The federal analog to Maine's unused residence exemption protects "[t]he debtor's aggregate interest in any property, not to exceed in value [$1,325] plus up to [$12,575] of any unused amount of the exemption provided under [the federal residence exemption, 11 U.S.C. § 522(d)(1) ]." See 11 U.S.C. § 522(d)(5) ; see also 11 U.S.C. § 104 (providing for periodic adjustment of the dollar amounts set forth in section 522(d)(5) ); Revision of Certain Dollar Amounts in the Bankruptcy Code Prescribed Under Section 104(a) of the Code, 84 Fed. Reg. 3488-01 (Feb. 12, 2019) (adjusting the dollar amounts in section 522(d)(5) for cases commenced after April 1, 2019). Like Maine's unused residence exemption, the federal statute could be interpreted in a way that might restrict its use to the homeowner, or in a way that might expand its use to the homeowner and non-homeowner alike. However, the House Report on the bill that later became the federal exemption statute clarifies that section 522(d)(5) was intended to avoid discrimination against the non-homeowner. H.R. Rep. No. 95-595 at 361 (1977), reprinted in 1978 U.S.C.C.A.N. 5963, 6317. By permitting non-homeowners to take advantage of the unused homestead exemption, Congress intended to give all debtors the same stake in a fresh start. See In re Padilla Cruz, 585 B.R. 255, 264 (Bankr. D.P.R. 2018) ("[T]he legislative history of ... section [522(d)(5) ] makes clear that it was meant to place non-homeowners on equal footing with homeowners in terms of the fresh start policy."); In re Beaudoin, 427 B.R. 30, 38 (Bankr. D. Conn. 2010) ("[T]he legislative history of Section 522(d)(5) reveals that Congress sought to extend the value of the homestead exemption to homeowners and non-homeowners alike.") (footnote omitted); In re LaFlamme, 14 B.R. 21, 24 (1st Cir. BAP 1981) (discussing legislative history of section 522(d)(5) and noting "Congress' clearly articulated intent to balance the opportunity for a ‘fresh start’ available to homeowners and nonhomeowners"); see also Landry v. Landry, 154 N.H. 785, 917 A.2d 1262, 1266 (2007) (collecting cases and concluding that an "unused" exemption can be "unused either because there is an unused excess or because the debtor owns no property within a given paragraph and cannot use an exemption").

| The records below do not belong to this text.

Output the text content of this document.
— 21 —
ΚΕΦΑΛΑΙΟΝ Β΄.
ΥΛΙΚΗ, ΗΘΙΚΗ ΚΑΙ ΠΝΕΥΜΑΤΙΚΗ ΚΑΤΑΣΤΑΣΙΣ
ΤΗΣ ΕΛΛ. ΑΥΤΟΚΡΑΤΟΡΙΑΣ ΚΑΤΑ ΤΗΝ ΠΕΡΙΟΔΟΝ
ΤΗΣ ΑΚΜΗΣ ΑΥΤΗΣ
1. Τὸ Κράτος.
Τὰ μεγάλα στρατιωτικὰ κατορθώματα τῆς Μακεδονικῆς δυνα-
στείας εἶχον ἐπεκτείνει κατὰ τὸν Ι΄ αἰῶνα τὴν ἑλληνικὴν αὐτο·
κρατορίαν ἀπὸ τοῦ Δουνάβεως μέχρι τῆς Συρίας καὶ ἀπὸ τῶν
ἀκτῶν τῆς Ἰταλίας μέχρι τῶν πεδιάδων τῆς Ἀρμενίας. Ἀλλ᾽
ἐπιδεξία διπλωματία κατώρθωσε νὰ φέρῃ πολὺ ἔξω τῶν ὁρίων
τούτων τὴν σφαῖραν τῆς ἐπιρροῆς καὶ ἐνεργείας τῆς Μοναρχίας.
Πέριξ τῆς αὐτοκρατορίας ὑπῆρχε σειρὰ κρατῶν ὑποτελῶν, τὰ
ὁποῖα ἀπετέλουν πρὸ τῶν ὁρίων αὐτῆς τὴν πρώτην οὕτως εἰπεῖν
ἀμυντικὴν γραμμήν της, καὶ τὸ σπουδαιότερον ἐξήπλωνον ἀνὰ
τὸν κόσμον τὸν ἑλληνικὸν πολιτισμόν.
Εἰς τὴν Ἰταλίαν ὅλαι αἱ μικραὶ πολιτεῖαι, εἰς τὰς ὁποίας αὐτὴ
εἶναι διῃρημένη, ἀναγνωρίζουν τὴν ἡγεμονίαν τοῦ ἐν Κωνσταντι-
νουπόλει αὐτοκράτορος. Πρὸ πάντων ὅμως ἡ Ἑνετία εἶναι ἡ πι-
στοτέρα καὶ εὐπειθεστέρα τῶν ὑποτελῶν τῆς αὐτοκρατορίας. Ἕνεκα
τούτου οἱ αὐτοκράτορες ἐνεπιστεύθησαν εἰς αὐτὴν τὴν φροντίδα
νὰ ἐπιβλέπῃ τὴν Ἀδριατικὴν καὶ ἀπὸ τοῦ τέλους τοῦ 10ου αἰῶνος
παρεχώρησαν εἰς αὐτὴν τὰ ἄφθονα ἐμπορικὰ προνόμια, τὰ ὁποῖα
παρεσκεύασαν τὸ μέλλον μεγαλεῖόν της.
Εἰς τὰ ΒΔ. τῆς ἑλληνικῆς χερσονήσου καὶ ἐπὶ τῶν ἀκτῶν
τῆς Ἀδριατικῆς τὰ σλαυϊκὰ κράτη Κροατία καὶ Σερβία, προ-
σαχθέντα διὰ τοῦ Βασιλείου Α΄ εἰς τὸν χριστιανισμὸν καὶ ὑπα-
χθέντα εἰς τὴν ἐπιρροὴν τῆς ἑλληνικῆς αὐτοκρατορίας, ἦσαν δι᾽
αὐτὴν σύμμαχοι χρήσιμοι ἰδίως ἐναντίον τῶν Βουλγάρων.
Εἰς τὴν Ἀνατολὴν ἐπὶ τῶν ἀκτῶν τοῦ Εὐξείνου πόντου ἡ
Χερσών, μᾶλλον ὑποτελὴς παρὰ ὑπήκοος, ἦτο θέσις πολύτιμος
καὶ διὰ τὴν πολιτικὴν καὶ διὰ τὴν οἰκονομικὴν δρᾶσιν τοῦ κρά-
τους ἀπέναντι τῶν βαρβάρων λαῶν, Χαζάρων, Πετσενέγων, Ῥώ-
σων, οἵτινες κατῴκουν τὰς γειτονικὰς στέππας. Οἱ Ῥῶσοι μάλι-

The history of Maine's unused residence exemption reveals that the Maine Legislature intended to restrict use of the unused residence provision by limiting the type of property that could be exempted. See L.D. 1642, Statement of Fact (110th Legis. 1981); see also Me. Rev. Stat. Ann. tit. 14, § 4422(16) (permitting use of the unused residence exemption only for property that could be exempted under Me. Rev. Stat. Ann. tit. 14, § 4422(3), (5), or (14)(D) ). The federal counterpart has no such limitation. See 11 U.S.C. § 522(d)(5) (providing an unused residence exemption for "any property"). Although the two statutes are not identical, there is no indication that the Maine Legislature intended to depart from Congress' intention to make the unused residence exemption available to homeowners and non-homeowners alike. In dicta, this Court has previously characterized Maine's unused residence exemption as a limited exemption available to non-homeowners. See In re Grindal, 30 B.R. 651, 653 (Bankr. D. Me. 1983). That construction holds today. As such, the Debtors may claim exemptions under section 4422(16) even though they do not own a residence.

The exemptions claimed under section 4422(16) must, however, be claimed in property that may be exempted under Me. Rev. Stat. Ann. tit. 14, § 4422(3), (5), or (14)(D). Here, the parties focus on Maine's household goods exemption, which extends to:

[t]he debtor's interest, not to exceed $200 in value in any particular item, in household furnishings, household goods, wearing apparel, appliances, books, animals, crops or musical instruments, that are held primarily for the personal, family or household use of the debtor or a dependent of the debtor.

Me. Rev. Stat. Ann. tit. 14, § 4422(3). TPL asserts that neither artwork nor antiques fit within section 4422(3), and that even if the art and paintings and the antique glass cabinet were properly exemptible, the exemption for each item would be capped at $200. On their Schedule C, the Debtors describe the art and paintings as: "2 Brook Paintings $1,500.00, Orange/Yellow Abstract Painting $200.00, Green Abstract Painting $200.00, 3 Pastels $375.00, 4 Wood Pieces (Driftwood) $200.00, Misc Smaller Pictures $175.00." The Debtors assert that the art and paintings are household furnishings or household goods held primarily for their personal, family, or household use, and that the antique glass cabinet is a household furnishing that they use to store personal property such as dishes. They further contend that they could exempt up to $400 per item under section 4422(3) due to their joint filing, but that this per-item limit does not apply to their exemption claims under section 4422(16).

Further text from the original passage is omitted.